Where he begins to lose focus is ¾ of the way through the piece, when he inevitably brings up Kael, whose “acolytes—who seem to put their hands on the Ouija board to consult with her before writing—continue her grudge against the ‘a’ word.” Brody could have discussed the rivalry between Kael and Sarris as a defining aspect of both of their careers, since neither one of them made a secret of it; in all actuality, they thrived on it. But Brody makes it sound like Kael had far fewer readers than Sarris, and those who did follow her—her “acolytes”—were cultish and uneducated, uncouth and, dare I say it, mainstream. He goes out of his way to attack a woman who has been dead for a decade, whereas Sarris, “for his part, was resolutely independent. His following came not from the cultivation of a club or a clan but from the allure of the ideas he put forth… Whether he’s read or not, he’s the dominant figure of film criticism in the last half century.”
In the wake of Kael’s reemergence in Kellow’s biography and her numerous write-ups in Time, The New York Times, The New Yorker, etc., Brody actually offered some praise for Kael: In a review of Kellow’s book, he says, “One of the most remarkable and salient aspects of Kael’s career is that she didn’t get a position worthy of her talent (with her hiring at this magazine) until she was almost fifty.” But even here, he goes on to say, “…It’s worth considering that she was self-consciously building herself a fortress of allies and disciples who could serve as a strike force against her detractors and could, in case of disaster, insure an easy landing.”

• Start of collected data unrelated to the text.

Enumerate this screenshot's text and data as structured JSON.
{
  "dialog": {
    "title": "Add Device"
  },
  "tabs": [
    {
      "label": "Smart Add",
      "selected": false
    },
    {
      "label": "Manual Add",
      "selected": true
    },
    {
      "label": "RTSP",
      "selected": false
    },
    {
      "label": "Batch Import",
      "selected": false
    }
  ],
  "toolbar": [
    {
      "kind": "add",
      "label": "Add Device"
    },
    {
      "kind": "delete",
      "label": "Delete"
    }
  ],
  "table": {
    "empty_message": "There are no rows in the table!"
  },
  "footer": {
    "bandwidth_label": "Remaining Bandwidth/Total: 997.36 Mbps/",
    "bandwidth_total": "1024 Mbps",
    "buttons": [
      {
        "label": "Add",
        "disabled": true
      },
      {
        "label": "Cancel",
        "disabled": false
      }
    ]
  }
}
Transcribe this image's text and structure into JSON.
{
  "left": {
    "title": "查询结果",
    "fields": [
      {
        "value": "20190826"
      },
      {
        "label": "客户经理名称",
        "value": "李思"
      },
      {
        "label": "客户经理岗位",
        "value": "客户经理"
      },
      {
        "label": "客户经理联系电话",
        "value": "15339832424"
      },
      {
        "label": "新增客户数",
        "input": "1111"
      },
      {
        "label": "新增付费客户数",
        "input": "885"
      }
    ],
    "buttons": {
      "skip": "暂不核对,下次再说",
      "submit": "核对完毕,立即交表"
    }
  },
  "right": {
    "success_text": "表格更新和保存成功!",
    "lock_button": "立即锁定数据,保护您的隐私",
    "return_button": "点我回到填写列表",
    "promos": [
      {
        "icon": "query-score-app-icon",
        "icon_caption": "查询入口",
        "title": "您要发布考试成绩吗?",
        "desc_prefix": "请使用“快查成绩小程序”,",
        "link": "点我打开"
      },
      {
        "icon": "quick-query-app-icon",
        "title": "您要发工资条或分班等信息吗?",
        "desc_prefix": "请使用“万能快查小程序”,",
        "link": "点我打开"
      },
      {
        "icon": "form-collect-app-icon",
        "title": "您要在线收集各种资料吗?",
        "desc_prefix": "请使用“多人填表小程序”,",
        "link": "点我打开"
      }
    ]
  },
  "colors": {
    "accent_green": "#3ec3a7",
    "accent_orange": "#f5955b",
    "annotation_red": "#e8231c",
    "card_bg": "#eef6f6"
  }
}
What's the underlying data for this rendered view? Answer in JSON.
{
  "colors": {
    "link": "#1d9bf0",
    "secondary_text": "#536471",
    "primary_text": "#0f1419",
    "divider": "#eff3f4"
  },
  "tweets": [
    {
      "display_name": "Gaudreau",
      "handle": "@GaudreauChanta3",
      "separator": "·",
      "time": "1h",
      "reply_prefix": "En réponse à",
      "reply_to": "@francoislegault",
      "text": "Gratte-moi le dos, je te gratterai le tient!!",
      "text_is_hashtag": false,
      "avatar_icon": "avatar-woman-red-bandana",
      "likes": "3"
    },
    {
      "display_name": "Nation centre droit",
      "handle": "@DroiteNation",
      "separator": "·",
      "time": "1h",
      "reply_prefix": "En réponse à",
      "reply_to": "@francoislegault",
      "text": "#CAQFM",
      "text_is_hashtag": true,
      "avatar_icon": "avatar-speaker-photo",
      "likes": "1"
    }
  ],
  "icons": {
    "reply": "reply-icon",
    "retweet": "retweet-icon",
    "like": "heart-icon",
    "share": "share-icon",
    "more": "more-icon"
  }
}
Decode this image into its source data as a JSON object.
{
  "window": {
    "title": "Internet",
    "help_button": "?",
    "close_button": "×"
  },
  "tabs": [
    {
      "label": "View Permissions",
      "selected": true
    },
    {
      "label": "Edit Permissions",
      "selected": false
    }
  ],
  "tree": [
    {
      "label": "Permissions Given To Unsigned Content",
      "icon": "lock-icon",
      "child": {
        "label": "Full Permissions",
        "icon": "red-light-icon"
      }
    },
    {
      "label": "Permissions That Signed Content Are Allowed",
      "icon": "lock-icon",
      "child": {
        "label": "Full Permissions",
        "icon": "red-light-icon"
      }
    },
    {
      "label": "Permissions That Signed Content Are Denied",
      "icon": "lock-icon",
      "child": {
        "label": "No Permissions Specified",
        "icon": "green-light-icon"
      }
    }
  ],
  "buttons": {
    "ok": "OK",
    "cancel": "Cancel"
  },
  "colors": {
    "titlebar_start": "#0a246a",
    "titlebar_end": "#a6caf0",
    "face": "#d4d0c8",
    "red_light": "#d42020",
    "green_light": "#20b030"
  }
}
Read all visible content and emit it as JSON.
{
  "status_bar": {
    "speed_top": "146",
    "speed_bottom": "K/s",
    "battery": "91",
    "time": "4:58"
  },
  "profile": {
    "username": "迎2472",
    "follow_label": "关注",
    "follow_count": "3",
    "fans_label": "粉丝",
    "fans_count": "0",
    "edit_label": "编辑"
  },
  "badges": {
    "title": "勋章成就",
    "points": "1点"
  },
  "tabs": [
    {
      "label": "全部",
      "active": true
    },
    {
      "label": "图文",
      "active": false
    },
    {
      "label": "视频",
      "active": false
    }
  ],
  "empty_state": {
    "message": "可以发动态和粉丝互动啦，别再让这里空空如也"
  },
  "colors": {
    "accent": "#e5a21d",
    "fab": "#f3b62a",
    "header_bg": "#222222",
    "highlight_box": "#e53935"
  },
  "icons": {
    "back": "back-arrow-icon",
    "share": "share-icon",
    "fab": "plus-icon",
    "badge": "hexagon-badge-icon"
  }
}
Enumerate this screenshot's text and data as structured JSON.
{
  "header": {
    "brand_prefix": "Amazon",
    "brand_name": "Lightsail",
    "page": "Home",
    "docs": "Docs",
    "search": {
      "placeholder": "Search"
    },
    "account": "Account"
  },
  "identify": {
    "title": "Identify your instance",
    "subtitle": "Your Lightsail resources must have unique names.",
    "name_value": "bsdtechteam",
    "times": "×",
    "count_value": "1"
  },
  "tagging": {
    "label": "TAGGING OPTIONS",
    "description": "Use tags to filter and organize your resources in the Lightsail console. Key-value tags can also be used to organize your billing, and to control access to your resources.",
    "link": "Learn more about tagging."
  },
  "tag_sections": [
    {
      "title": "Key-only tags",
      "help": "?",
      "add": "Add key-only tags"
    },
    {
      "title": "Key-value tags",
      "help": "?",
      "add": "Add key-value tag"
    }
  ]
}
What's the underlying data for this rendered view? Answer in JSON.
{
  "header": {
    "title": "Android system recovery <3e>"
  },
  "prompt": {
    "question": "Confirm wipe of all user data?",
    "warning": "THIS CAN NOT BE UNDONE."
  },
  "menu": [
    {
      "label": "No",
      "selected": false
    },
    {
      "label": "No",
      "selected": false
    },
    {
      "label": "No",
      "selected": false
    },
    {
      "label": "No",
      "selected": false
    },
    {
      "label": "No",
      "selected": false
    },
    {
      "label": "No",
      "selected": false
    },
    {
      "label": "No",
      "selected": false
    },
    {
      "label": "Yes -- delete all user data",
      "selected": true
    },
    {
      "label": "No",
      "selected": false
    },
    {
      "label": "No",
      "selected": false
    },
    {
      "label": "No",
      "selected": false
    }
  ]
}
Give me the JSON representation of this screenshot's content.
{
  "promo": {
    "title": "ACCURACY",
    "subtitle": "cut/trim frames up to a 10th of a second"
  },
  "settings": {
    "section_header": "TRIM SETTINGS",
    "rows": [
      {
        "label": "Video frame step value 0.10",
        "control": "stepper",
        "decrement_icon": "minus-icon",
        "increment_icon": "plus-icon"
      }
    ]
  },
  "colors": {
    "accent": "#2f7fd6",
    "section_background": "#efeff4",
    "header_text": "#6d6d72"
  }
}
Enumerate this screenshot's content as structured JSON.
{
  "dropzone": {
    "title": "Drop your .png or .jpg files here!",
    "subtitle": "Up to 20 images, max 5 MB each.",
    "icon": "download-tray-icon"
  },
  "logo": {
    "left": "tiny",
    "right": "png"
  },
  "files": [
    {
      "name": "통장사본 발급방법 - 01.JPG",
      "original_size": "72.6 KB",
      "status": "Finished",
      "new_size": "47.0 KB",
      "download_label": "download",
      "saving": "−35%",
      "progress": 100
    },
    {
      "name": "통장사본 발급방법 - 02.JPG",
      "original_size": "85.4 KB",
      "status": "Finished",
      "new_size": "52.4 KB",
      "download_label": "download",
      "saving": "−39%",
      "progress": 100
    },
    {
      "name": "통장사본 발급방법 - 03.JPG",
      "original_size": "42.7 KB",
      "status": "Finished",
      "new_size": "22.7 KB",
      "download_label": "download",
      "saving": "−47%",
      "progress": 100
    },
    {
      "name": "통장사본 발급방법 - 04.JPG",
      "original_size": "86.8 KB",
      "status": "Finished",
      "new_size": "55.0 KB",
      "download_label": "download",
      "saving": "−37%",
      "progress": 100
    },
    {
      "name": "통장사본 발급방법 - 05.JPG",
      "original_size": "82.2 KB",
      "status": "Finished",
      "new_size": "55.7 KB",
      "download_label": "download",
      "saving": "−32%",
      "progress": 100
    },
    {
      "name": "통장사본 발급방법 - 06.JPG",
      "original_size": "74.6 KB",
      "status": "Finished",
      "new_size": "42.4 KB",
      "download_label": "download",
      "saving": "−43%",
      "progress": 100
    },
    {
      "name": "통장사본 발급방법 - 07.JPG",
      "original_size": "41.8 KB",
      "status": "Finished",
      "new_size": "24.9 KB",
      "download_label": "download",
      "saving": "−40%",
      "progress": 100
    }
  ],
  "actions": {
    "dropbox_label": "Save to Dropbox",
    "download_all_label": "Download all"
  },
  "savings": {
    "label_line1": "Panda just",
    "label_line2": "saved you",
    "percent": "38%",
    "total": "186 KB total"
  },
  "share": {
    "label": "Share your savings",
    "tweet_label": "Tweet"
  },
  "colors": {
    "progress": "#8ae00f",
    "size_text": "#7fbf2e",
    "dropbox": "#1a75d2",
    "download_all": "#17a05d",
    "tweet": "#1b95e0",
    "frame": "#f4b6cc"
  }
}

This is what Brody wanted to get out of Kellow’s book: An explanation for Kael’s deep-seeded, paranoiac penchant for gathering readers, like a battalion of ardently loyal film-geeks, to give her the support to publicize her contrarian views. Brody seems interested in Kael’s influence, even if he tries to disparage it; he wants to know what made her so much more popular than Sarris, the “dominant figure of film criticism in the last half of the century.” Brody doesn’t point out that he’s unable to avoid her when discussing Sarris, that someone would eventually do it on the comments at the bottom of the page; regardless of her views and her mannerisms and her habits, she remains a subtle but undeniably dominant figure in Brody’s writing. It’s the kind of irony Kael would savor.
As Brody points out, a biography of Kael innately conjures many unanswerable questions: Would Kael fight for film criticism to regain its mass appeal? Or would she bask in the smaller spotlight, revel in her small, devoted following? Would she like being a cult icon as opposed to a hugely polarizing popular figure? Since Kael was known to rebut many of her detractors in print, how would she respond to the thousands of anonymous internet trolls who lurk on forum pages?
Why was she so popular?
These questions are too large, too delicate for Kellow, or anyone, to answer, but they may start to plague an obsessive reader—and Paulettes usually are obsessive. If nothing else, reading Kael’s reviews and reading about her as a person helps to illuminate the binary that is film criticism. Some may feel a sudden deluge of nostalgia for the days when film critics “mattered”, when the written word of a reviewer held freight. Kael would probably take great joy in knowing that the golden age of criticism died alongside her.